As shown in the screenshot above, the model’s response to our first question is quite accurate:

NATO stands for the North Atlantic Treaty Organization. It is an intergovernmental military alliance formed in 1949. NATO’s primary purpose is to ensure the collective defense of its member countries. It is composed of 30 member countries, mostly from North America and Europe. The organization promotes democratic values, cooperation, and security among its members. NATO also plays a crucial role in crisis management and peacekeeping operations around the world.

Finished chain.

And the model’s response to the second question is exactly right:

NATO was created on April 4, 1949.

Finished chain.

As we’ve seen, the use of a framework like LangChain greatly simplifies our first steps into LLM applications.
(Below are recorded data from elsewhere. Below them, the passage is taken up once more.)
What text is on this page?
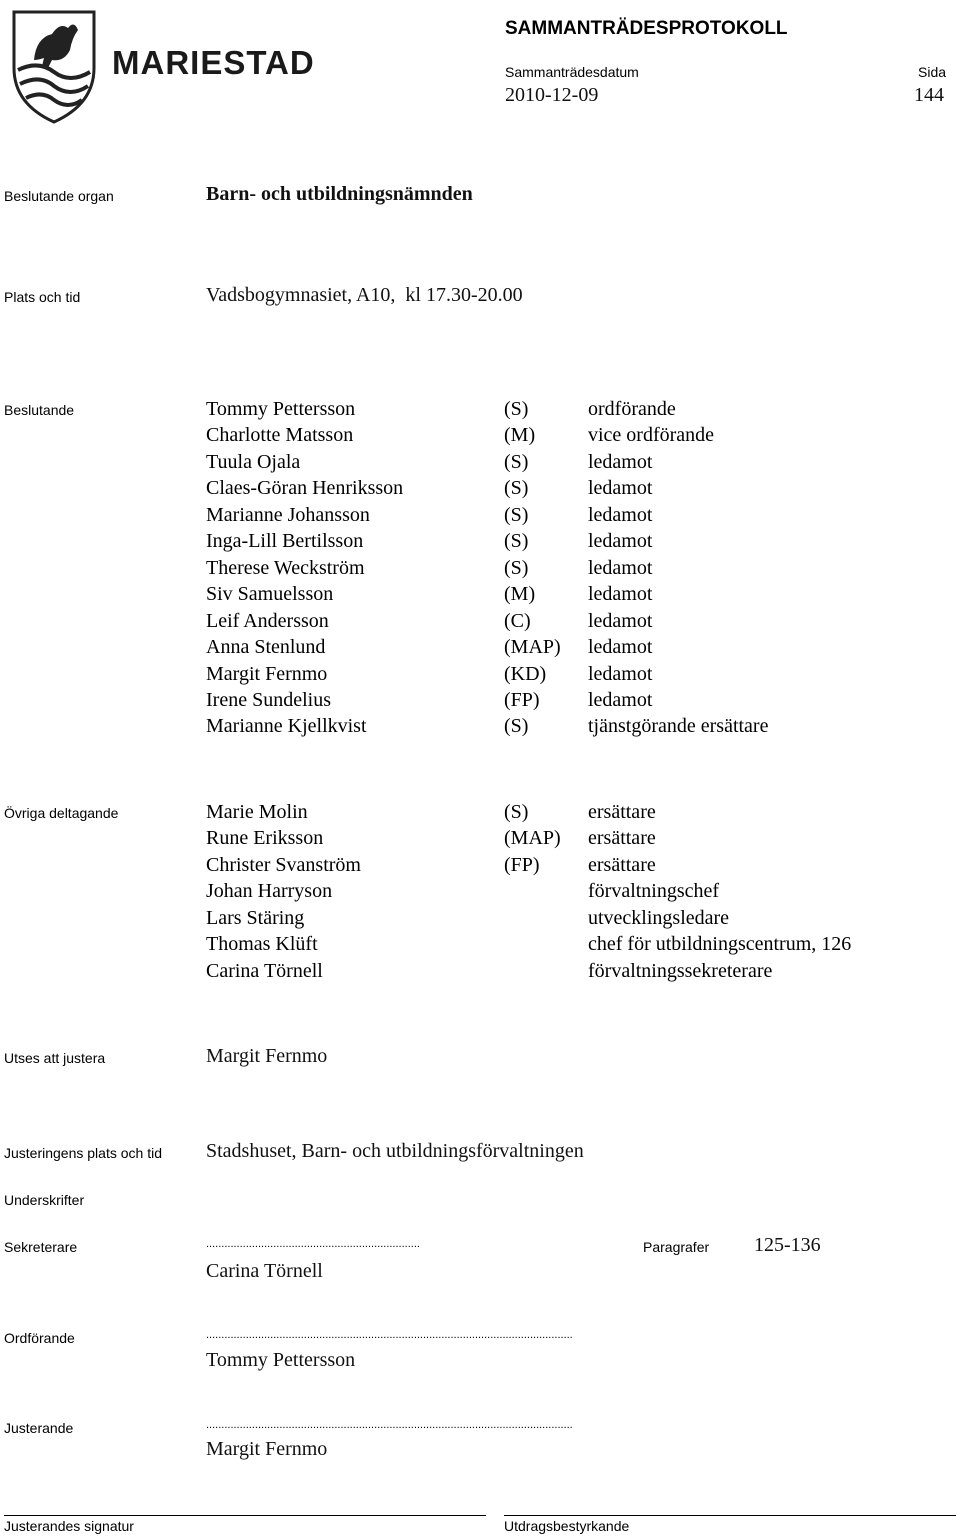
MARIESTAD
SAMMANTRÄDESPROTOKOLL
Sammanträdesdatum	Sida
2010-12-09	144
Beslutande organ	Barn- och utbildningsnämnden
Plats och tid	Vadsbogymnasiet, A10,  kl 17.30-20.00
Beslutande	Tommy Pettersson	(S)	ordförande
Charlotte Matsson	(M)	vice ordförande
Tuula Ojala	(S)	ledamot
Claes-Göran Henriksson	(S)	ledamot
Marianne Johansson	(S)	ledamot
Inga-Lill Bertilsson	(S)	ledamot
Therese Weckström	(S)	ledamot
Siv Samuelsson	(M)	ledamot
Leif Andersson	(C)	ledamot
Anna Stenlund	(MAP) ledamot
Margit Fernmo	(KD) ledamot
Irene Sundelius	(FP) ledamot
Marianne Kjellkvist	(S)	tjänstgörande ersättare
Övriga deltagande	Marie Molin	(S)	ersättare
Rune Eriksson	(MAP) ersättare
Christer Svanström	(FP) ersättare
Johan Harryson	förvaltningschef
Lars Stäring	utvecklingsledare
Thomas Klüft	chef för utbildningscentrum, 126
Carina Törnell	förvaltningssekreterare
Utses att justera	Margit Fernmo
Justeringens plats och tid Stadshuset, Barn- och utbildningsförvaltningen
Underskrifter
Sekreterare	......................................................................	Paragrafer 125-136
Carina Törnell
Ordförande	........................................................................................................................
Tommy Pettersson
Justerande	........................................................................................................................
Margit Fernmo
Justerandes signatur	Utdragsbestyrkande
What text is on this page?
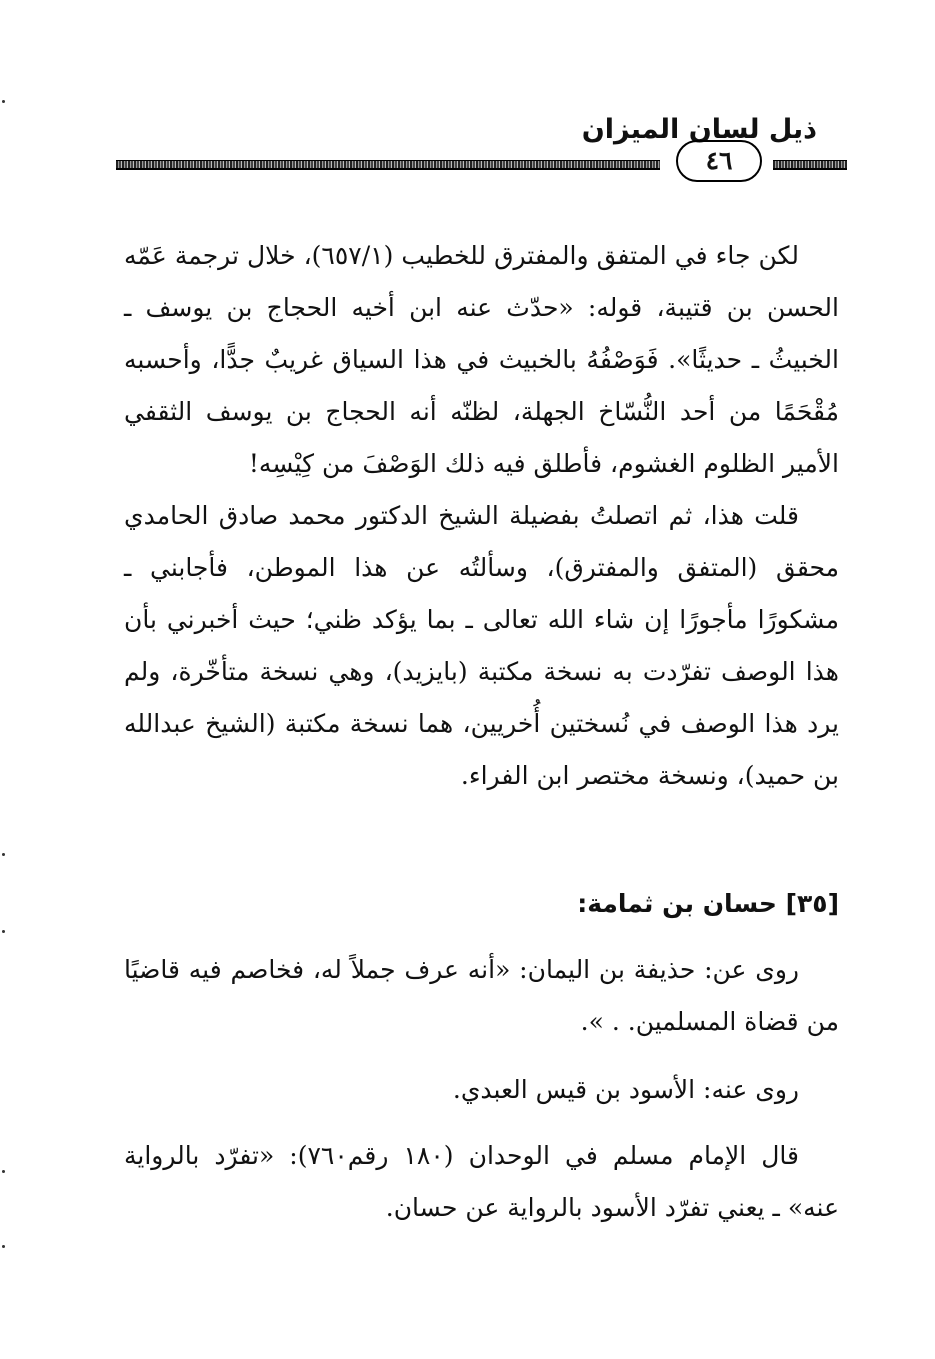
ذيل لسان الميزان
٤٦

لكن جاء في المتفق والمفترق للخطيب (٦٥٧/١)، خلال ترجمة عَمّه الحسن بن قتيبة، قوله: «حدّث عنه ابن أخيه الحجاج بن يوسف ـ الخبيثُ ـ حديثًا». فَوَصْفُهُ بالخبيث في هذا السياق غريبٌ جدًّا، وأحسبه مُقْحَمًا من أحد النُّسّاخ الجهلة، لظنّه أنه الحجاج بن يوسف الثقفي الأمير الظلوم الغشوم، فأطلق فيه ذلك الوَصْفَ من كِيْسِه!

قلت هذا، ثم اتصلتُ بفضيلة الشيخ الدكتور محمد صادق الحامدي محقق (المتفق والمفترق)، وسألتُه عن هذا الموطن، فأجابني ـ مشكورًا مأجورًا إن شاء الله تعالى ـ بما يؤكد ظني؛ حيث أخبرني بأن هذا الوصف تفرّدت به نسخة مكتبة (بايزيد)، وهي نسخة متأخّرة، ولم يرد هذا الوصف في نُسختين أُخريين، هما نسخة مكتبة (الشيخ عبدالله بن حميد)، ونسخة مختصر ابن الفراء.

[٣٥] حسان بن ثمامة:

روى عن: حذيفة بن اليمان: «أنه عرف جملاً له، فخاصم فيه قاضيًا من قضاة المسلمين. . ».

روى عنه: الأسود بن قيس العبدي.

قال الإمام مسلم في الوحدان (١٨٠ رقم٧٦٠): «تفرّد بالرواية عنه» ـ يعني تفرّد الأسود بالرواية عن حسان.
LangChain is strongly recommended if you’re just starting out and you want to try some toy examples. It will help you get right to the meat of retrieval-augmented generation, meaning the document ingestion and the interactions between the vector database and the LLM, rather than getting stuck in the plumbing.

For scaling to a larger corpus and deploying a production application, a deeper dive into local LLMs, vector databases, and embeddings will be needed. Naturally, production deployments will involve much more nuance and customization, but the same principles apply. We will explore local LLMs, vector databases, and embeddings in more detail in future articles here.